Cross posted from Iraq Insider
Ambassador Peter Galbraith, Senior Diplomatic Fellow at the Council’s sister organization, the Center for Arms Control and Non-Proliferation, just published his latest essay in the New York Review of Books. The title says it all: Is This a ‘Victory’?
Galbraith’s assessment of the ongoing sectarian disputes in Iraq is fantastic. He excels at explaining the hidden motivations behind different Iraqi leaders’ seemingly altruistic actions.
Galbraith’s essay also is extremely relevant within the context of the presidential race. I regularly take umbrage at John McCain and other surge enthusiasts’ constant use of words like “victory” and “defeat.” I posted last week about what George Kennan might say on the matter. The week before that I couldn’t help but remind people that General David Petraeus said that he did not know that he would ever apply “victory” to Iraq.
In the foreign policy debate last Friday night, McCain again used the word victory without defining what exactly that means for the United States in Iraq. “We came up with a great general and a strategy that has succeeded,” McCain said on Friday. “This strategy has succeeded. And we are winning in Iraq. And we will come home with victory and with honor.”
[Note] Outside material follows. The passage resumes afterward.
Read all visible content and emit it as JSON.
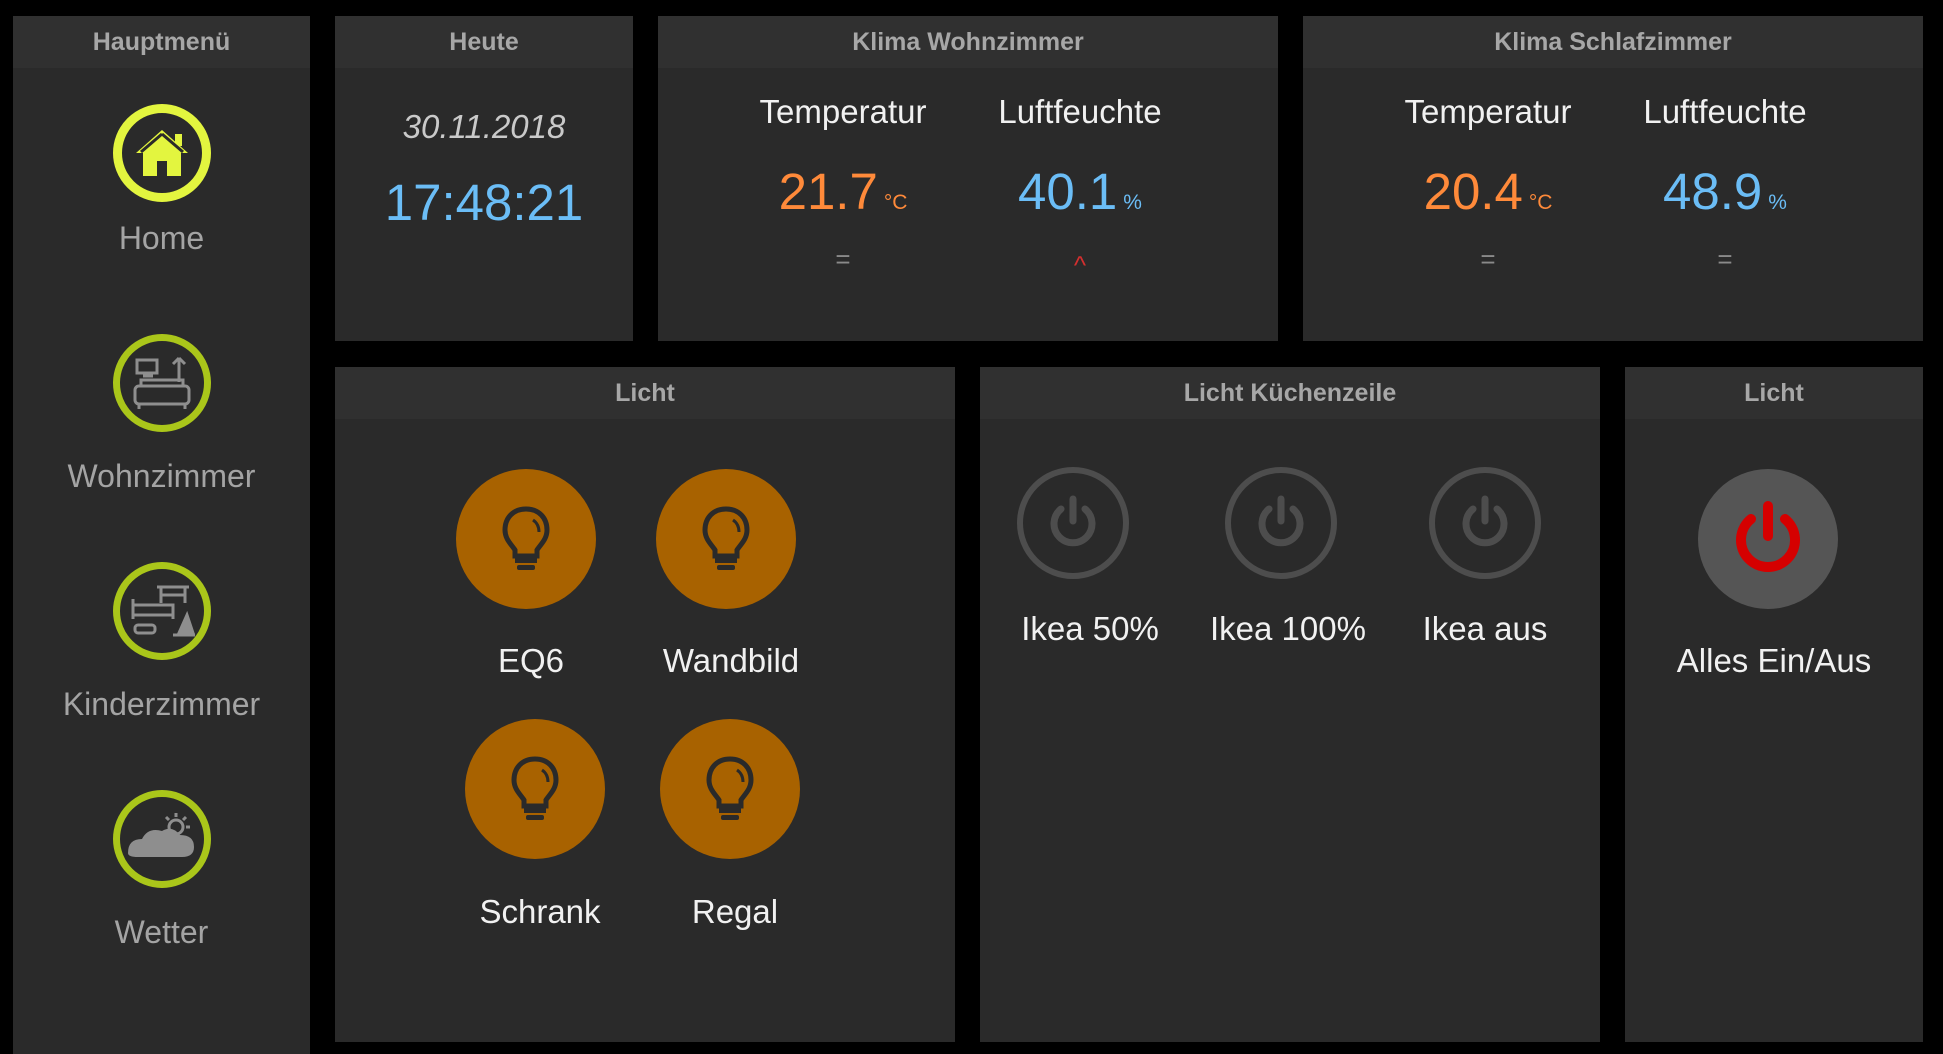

Galbraith, on the other hand, grapples with the uncertainties:
Less violence, however, is not the same thing as success. The United States did not go to war in Iraq for the purpose of ending violence between contending sectarian forces. Success has to be measured against US objectives. John McCain proclaims his goal to be victory and says we are now winning in Iraq (a victory that will, of course, be lost if his allegedly pro-surrender opponent wins). He considers victory to be an Iraq that is “a democratic ally.” George W. Bush has defined victory as a unified, democratic, and stable Iraq. Neither man has explained how he will transform Iraq’s ruling theocrats into democrats, diminish Iran’s vast influence in Baghdad, or reconcile Kurds and Sunnis to Iraq’s new order. Remarkably, neither the Democrats nor the press has challenged them to do so.
[snip]
John McCain says that partly because of his persistent support of the surge, we are now winning the Iraq war. He defines victory as an Iraq that is a democratic ally. Yet he advocates continued US military support to an Iraqi government led by Shiite religious parties committed to the establishment of an Islamic republic. He takes a harder line on Iran than President Bush, but supports Iraqi factions that are Iran’s closest allies in the Middle East. He praises the Awakening and but seems not to have realized that the Iraqi government is intent on crushing it. He has denounced the Obama-Biden plan for a decentralized state but has said nothing about how he would protect Iraq’s Kurds, the only committed American allies in the country.
George W. Bush has put the United States on the side of undemocratic Iraqis who are Iran’s allies. John McCain would continue the same approach. It is hard to understand how this can be called a success–or a path to victory.
Galbraith’s realistic analysis or McCain’s empty slogans? You be the judge.